Anatomy of an IoT Botnet Attack
The Fastly security team is focused on leveraging our network intelligence to proactively defend the modern web. We took a look at some of the more recent (and troubling) threats on the internet, and found that the emerging IoT market is under attack. Internet-connected devices are being churned out of factories and infected by malware, or malicious code, at an alarming rate. Armies of compromised IoT devices immediately try to enroll new devices, join a botnet, and participate in large-scale DDoS attacks. As a result, we’ve recently seen some of the biggest DDoS attacks in history against journalist Brian Krebs and Dyn, launched by a massive IoT botnet of hundreds of thousands of infected devices.
Just how big of a problem is this? We did an analysis of the anatomy of an IoT botnet attack, all the way down to the individual device level – and exposed some interesting data:
On average, an IoT device was infected with malware and had launched an attack within 6 minutes of being exposed to the internet.
Over the span of a day, IoT devices were probed for vulnerabilities 800 times per hour by attackers from across the globe.
Over the span of a day, we saw an average of over 400 login attempts per device, an average of one attempt every 5 minutes; 66 percent of them on average were successful.
The majority of attacks were automated attacks run by malicious scripts targeting common IoT devices such as DVRs, IP cameras, and NVRs (network video recorders). The most common malware dropped was intended for IoT and other devices, including processors, as well as hardware platforms used by the automotive industry, electronic meters, healthcare, and more. The scope of these attacks goes far beyond IP cameras and home routers.

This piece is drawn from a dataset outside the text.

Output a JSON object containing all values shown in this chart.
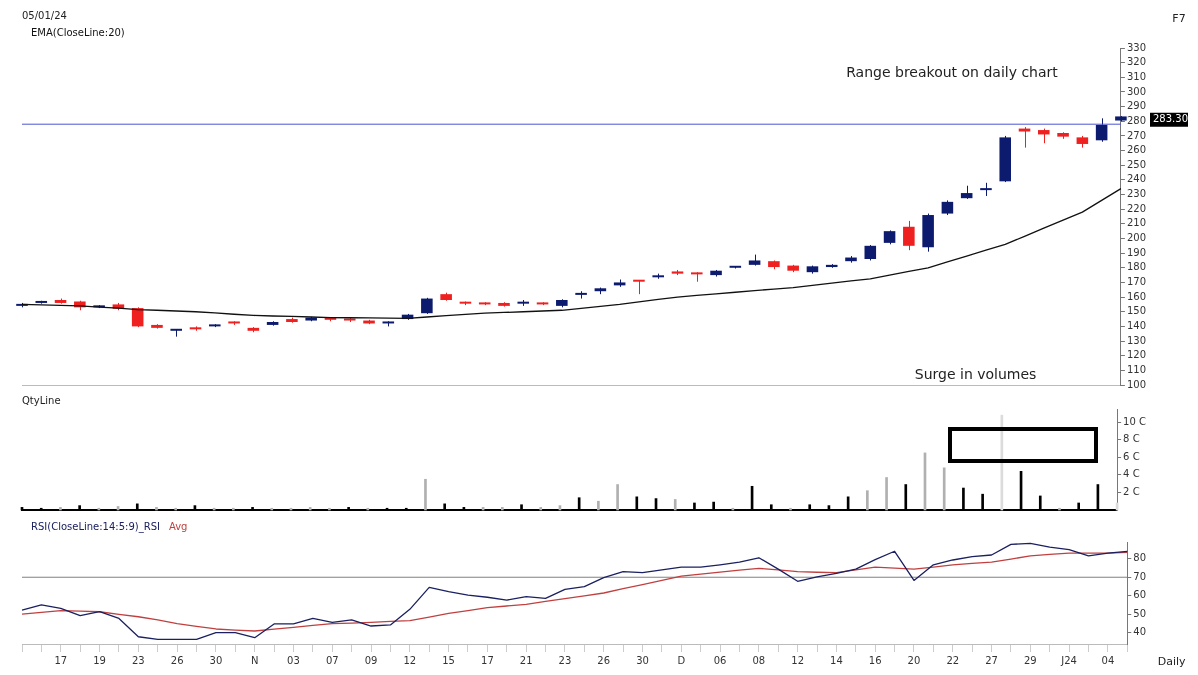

Meanwhile, attackers were distributed around the world, with the top 5 locations being:
13.5% coming from China
9.9% coming from Brazil
8.6% coming from Republic of Korea
7.1% coming from Vietnam
5.8% coming from India
The recent Mirai attacks have focused attention on the threat that IoT places on the broader internet. As 6.4 billion devices come online, that’s a lot of firepower. Presently, thinking in the security community is that IoT vendors created this mess with fully capable Linux-based computers on those devices together with a handful of default usernames and passwords that the bots simply guess at. This enables attackers and now malware to log in, upload arbitrary botnet code, and begin attacks.

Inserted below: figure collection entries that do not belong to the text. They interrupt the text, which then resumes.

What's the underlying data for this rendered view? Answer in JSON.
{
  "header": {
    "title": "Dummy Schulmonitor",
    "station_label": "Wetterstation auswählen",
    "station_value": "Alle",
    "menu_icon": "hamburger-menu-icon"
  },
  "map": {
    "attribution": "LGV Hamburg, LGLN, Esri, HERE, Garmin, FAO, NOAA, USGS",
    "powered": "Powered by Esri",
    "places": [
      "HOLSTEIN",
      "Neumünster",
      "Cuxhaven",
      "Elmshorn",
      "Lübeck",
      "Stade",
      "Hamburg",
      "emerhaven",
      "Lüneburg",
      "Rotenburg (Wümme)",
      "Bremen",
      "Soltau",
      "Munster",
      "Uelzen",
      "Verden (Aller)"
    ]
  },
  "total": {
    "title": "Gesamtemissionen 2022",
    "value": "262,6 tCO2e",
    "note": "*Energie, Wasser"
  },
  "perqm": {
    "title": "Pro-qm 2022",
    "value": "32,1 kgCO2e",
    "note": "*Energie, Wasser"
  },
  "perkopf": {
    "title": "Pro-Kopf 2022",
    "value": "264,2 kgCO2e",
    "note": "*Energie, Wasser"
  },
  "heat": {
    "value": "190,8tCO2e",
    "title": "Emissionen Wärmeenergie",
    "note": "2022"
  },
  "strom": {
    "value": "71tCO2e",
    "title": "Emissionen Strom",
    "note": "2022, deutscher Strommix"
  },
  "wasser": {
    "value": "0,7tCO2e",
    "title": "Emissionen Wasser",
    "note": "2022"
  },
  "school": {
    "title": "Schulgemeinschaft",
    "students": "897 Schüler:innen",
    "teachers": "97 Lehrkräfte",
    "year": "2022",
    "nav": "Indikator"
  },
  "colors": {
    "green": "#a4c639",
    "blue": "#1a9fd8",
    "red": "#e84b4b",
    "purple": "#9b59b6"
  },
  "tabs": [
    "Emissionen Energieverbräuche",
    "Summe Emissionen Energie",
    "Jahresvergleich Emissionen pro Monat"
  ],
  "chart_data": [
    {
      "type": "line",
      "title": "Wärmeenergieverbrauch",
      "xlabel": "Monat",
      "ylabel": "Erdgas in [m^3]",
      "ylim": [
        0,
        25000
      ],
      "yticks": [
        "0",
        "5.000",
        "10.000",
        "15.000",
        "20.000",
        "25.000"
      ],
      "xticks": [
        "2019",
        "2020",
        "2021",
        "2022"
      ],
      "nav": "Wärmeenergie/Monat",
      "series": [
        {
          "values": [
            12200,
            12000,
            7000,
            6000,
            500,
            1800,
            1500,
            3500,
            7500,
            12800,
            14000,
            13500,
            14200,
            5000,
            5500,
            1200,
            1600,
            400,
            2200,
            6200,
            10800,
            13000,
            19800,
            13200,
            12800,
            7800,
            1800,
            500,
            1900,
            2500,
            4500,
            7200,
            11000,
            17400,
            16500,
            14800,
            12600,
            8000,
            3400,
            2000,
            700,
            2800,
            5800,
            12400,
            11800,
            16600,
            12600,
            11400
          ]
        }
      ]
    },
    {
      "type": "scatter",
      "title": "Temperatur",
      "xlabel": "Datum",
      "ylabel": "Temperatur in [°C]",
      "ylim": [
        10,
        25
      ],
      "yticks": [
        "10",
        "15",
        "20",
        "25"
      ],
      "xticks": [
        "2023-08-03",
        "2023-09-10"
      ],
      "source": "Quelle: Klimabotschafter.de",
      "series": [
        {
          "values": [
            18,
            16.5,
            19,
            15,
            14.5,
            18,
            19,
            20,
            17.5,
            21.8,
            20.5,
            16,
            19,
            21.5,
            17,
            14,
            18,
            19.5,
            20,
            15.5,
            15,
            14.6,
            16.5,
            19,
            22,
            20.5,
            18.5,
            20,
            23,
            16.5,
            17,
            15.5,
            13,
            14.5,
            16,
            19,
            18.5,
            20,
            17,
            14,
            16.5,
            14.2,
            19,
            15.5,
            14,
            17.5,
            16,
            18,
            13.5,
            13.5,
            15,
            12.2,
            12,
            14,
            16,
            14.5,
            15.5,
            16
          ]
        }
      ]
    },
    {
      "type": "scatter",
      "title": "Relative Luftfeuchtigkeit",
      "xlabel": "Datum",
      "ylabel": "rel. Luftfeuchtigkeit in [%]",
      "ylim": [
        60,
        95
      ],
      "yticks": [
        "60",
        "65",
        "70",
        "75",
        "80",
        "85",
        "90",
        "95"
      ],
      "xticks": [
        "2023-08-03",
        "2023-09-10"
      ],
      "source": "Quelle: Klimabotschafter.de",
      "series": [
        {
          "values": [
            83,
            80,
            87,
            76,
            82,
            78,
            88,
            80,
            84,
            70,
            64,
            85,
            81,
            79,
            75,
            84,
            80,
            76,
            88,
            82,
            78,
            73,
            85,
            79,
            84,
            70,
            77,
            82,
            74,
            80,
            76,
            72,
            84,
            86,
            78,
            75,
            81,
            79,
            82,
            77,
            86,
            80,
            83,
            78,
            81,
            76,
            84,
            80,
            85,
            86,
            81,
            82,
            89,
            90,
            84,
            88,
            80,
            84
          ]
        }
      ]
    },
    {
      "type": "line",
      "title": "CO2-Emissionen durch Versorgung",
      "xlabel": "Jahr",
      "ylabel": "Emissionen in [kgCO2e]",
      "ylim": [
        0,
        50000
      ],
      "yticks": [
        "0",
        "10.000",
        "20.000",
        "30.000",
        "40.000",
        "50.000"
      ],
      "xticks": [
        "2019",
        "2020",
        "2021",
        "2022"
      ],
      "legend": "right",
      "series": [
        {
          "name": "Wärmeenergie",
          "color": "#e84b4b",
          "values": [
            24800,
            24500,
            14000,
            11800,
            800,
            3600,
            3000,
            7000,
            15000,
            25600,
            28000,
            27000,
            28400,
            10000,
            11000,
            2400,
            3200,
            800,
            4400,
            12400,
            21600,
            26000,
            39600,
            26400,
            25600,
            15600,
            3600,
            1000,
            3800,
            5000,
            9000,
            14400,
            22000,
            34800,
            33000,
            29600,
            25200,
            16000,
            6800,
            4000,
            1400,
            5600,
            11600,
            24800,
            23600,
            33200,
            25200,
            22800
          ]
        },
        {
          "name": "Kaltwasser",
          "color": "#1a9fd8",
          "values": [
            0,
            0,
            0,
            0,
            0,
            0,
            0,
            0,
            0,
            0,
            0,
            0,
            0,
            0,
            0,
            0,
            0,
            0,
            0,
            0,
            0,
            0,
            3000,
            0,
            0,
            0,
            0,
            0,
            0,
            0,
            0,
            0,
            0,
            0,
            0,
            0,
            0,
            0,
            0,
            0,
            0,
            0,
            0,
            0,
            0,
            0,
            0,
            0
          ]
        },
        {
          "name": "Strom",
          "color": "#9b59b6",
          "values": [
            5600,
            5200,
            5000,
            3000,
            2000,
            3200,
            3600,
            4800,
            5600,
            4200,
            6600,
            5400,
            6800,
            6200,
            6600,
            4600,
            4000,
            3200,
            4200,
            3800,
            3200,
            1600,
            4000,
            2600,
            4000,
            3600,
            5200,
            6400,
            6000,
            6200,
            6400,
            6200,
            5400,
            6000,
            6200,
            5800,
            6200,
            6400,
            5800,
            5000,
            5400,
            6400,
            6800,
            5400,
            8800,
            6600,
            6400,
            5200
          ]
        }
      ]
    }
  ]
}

Companies and consumers who are running these devices, or anyone deploying the devices, such as broadband providers, need to take some responsibility to keep the hardware from being used in attacks. They need to change the default passwords and disable logins from the open internet. In the long term, however, security standards will need to come into play. To accomplish this, the industry will need to establish requirements for devices to be sold or installed. Big broadband equipment vendors and industry groups like CableLabs are a natural place to work together to address this issue. If not, we’ll possibly see the FCC take a role, although enforcing rules on millions of devices won’t be an easy task, if it comes to that. Such regulations are also under discussion in Europe. But we’ve got to figure it out. If we don’t do something to keep attackers from turning all these devices into DDoS weapons we’ll see more sites go dark. And nobody wants that.